Ce que les utilisateurs doivent surveiller maintenant

La première question est celle de la réponse de StablR : gel des contrats, invalidation ou blocage des tokens issus de l’attaque, plan de restauration du peg, remboursement éventuel des utilisateurs touchés et publication d’un rapport post-mortem. Tant que ces éléments ne sont pas clarifiés, le marché restera prudent sur EURR et USDR.

La deuxième question concerne les plateformes et les pools de liquidité. Les DEX, agrégateurs, bridges et protocoles de lending doivent décider s’ils continuent d’accepter les tokens, s’ils ajustent les paramètres de risque ou s’ils suspendent temporairement certaines interactions. Plus la réaction est lente, plus le risque de contagion augmente pour les utilisateurs indirectement exposés.

Enfin, l’incident pourrait pousser les régulateurs européens à regarder de plus près les contrôles techniques des émetteurs. Les textes comme MiCA fixent un cadre, mais les superviseurs peuvent demander des preuves plus concrètes : architecture de clés, seuils multisig, audits indépendants, procédures de réponse aux incidents et publication rapide d’informations vérifiables.

Un test de maturité pour la tokenisation européenne

Les stablecoins sont devenus l’infrastructure de base de nombreux usages crypto : trading, paiements, règlement, DeFi, tokenisation d’actifs réels. En Europe, ils sont aussi présentés comme un outil de souveraineté monétaire numérique.

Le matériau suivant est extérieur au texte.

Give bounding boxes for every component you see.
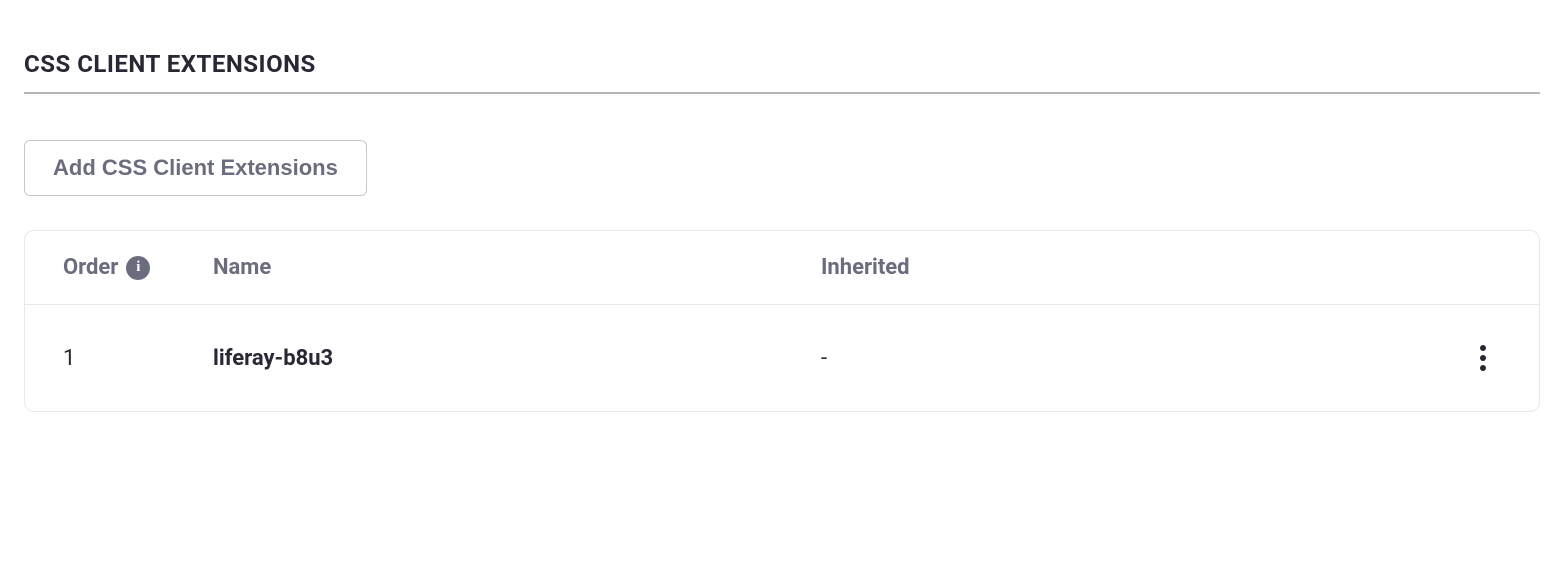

Mais cette ambition suppose une fiabilité très supérieure à celle d’un simple token spéculatif.

L’affaire StablR rappelle que la confiance ne peut pas reposer uniquement sur une licence, un partenaire de marque ou une promesse de réserve. Elle dépend d’un ensemble de couches : réglementation, réserves, gouvernance, sécurité des clés, liquidité, communication de crise et capacité à absorber un choc. Si une seule de ces couches cède, le peg peut se rompre en quelques minutes.

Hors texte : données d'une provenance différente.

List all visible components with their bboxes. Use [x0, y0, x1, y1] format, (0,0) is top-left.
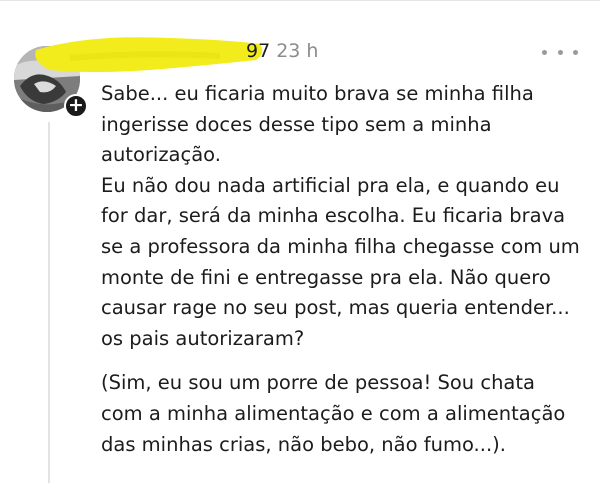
more-icon-dot — [573, 49, 578, 55]
more-horizontal-icon — [542, 49, 547, 55]
comment-paragraph: Sabe... eu ficaria muito brava se minha … — [101, 82, 580, 350]
expand-thread-button[interactable]: + — [64, 94, 88, 118]
top-divider — [0, 0, 600, 1]
thread-line[interactable] — [48, 122, 50, 483]
comment-header: 97 23 h — [246, 40, 318, 62]
author-name[interactable]: 97 — [246, 40, 270, 62]
username-redaction-scribble — [35, 37, 263, 72]
plus-icon: + — [68, 94, 84, 116]
more-options-button[interactable] — [542, 46, 578, 58]
more-icon-dot — [557, 49, 563, 55]
comment-body: Sabe... eu ficaria muito brava se minha … — [101, 79, 591, 460]
comment-timestamp: 23 h — [276, 40, 319, 62]
comment-paragraph: (Sim, eu sou um porre de pessoa! Sou cha… — [101, 371, 566, 456]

Pour l’écosystème, le message est net : les stablecoins réglementés doivent être audités comme des infrastructures financières critiques. Les seuils de signature trop faibles, les droits de mint non plafonnés et les procédures d’urgence insuffisantes ne sont plus des détails techniques. Ce sont des risques directs pour la valeur du token et pour les utilisateurs qui le traitent comme un équivalent de monnaie.

Note éditoriale : cet article est une synthèse journalistique et pédagogique d’informations publiques sur StablR, EURR, USDR, l’exploit multisig, les stablecoins européens et les risques de gouvernance on-chain. Il ne constitue pas un conseil juridique, financier ou d’investissement.